Under existing law, an employer may procure and use credit history information in a hiring or promotion decision only when it can show that the information is “job related for the position in question and consistent with business necessity.” 42 U.S.C. § 2000e-2(k)(1)(A)(I).  Employers must also comply with the Fair Credit Reporting Act, 15 U.S.C. § 1681 et seq., which requires them to provide a credit report and a notice of adverse action to an employee or potential employee before taking adverse action based on that report.  If the employee or potential employee believes that the report contains errors, he or she may dispute the accuracy of information on the report with the reporting agency within a statutorily defined time period.  Further, if the employee or potential employee believes the credit information is not job-related, he or she may challenge the employer’s use of that information with the Equal Employment Opportunity Commission (”EEOC”).

The hearing was lively with representatives from both sides of the aisle along with a panel of witnesses who had opposing views on the proposed legislation.  Proponents of the bill argued generally that credit information is not indicative of a person’s integrity or ability to perform a certain job, and that the use of credit information in hiring has a disparate impact on blacks and other minorities who are statistically more likely than others to have poor credit.

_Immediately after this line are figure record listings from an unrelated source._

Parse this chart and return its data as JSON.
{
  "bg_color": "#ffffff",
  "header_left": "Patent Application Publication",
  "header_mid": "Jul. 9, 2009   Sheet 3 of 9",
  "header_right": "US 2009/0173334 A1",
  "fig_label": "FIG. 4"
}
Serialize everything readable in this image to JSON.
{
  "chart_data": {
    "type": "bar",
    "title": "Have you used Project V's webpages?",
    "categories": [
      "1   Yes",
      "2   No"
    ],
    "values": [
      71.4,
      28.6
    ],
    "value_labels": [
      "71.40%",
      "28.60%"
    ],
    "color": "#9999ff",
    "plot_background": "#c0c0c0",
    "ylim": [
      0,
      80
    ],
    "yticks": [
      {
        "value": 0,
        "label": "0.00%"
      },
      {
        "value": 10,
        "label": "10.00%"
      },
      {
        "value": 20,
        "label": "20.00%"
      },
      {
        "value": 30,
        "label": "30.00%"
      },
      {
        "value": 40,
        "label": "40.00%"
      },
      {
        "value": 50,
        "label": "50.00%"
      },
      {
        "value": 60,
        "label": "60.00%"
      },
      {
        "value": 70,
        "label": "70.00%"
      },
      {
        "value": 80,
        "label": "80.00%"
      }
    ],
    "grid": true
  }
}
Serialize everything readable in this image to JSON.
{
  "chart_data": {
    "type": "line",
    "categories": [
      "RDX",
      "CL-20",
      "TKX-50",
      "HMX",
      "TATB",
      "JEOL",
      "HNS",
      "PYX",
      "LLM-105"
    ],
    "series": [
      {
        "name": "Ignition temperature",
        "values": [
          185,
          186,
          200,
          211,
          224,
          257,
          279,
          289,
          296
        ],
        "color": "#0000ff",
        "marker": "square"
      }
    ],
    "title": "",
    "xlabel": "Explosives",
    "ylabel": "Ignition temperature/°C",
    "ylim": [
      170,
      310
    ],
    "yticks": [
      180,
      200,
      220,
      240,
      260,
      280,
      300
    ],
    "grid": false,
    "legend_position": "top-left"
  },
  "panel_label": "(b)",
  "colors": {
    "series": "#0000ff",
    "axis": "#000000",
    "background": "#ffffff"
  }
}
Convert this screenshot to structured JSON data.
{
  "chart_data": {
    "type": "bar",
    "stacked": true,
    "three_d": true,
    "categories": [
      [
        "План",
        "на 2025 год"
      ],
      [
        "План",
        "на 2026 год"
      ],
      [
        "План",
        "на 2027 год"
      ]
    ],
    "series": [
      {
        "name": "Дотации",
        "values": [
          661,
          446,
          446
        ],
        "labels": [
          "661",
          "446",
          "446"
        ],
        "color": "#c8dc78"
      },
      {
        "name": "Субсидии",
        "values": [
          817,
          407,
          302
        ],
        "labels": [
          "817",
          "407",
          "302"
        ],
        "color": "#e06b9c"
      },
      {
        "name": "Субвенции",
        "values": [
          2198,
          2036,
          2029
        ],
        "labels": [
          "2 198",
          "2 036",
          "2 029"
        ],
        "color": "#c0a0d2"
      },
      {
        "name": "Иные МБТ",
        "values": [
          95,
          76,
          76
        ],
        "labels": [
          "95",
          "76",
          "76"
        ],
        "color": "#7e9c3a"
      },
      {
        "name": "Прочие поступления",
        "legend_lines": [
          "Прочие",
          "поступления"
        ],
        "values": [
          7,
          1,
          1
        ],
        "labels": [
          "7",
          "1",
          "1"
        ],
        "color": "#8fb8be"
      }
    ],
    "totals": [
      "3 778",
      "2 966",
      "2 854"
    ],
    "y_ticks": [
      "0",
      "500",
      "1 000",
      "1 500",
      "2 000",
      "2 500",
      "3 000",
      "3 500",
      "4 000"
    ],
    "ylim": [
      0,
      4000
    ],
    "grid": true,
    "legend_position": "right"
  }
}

“Using a job applicant’s credit history to deny employment is not fair because personal credit history is not an accurate predictor of job performance,” Representative Cohen said. “We should be doing everything in our power to help people find jobs during these tough economic times - not hinder them.” 

Opponents of the legislation, including the U.S. Chamber of Commerce, argued that credit information is a useful tool for employers and that the current laws sufficiently protect employers and employees alike.  Akin Gump’s Labor and Employment partner Don Livingston testified during the hearing on behalf of the U.S. Chamber of Commerce.

“Existing law provides the best method for ensuring that credit history information is used where justified and eschewed where it is not,” according to Mr. Livingston.  “The principles of equal employment opportunity have served well.  The proposed legislation will serve less well because, except in an artificially narrow set of circumstances, it would needlessly prevent employers from using credit checks that are justified by business necessity.”     

The bill has not yet been put to a formal vote.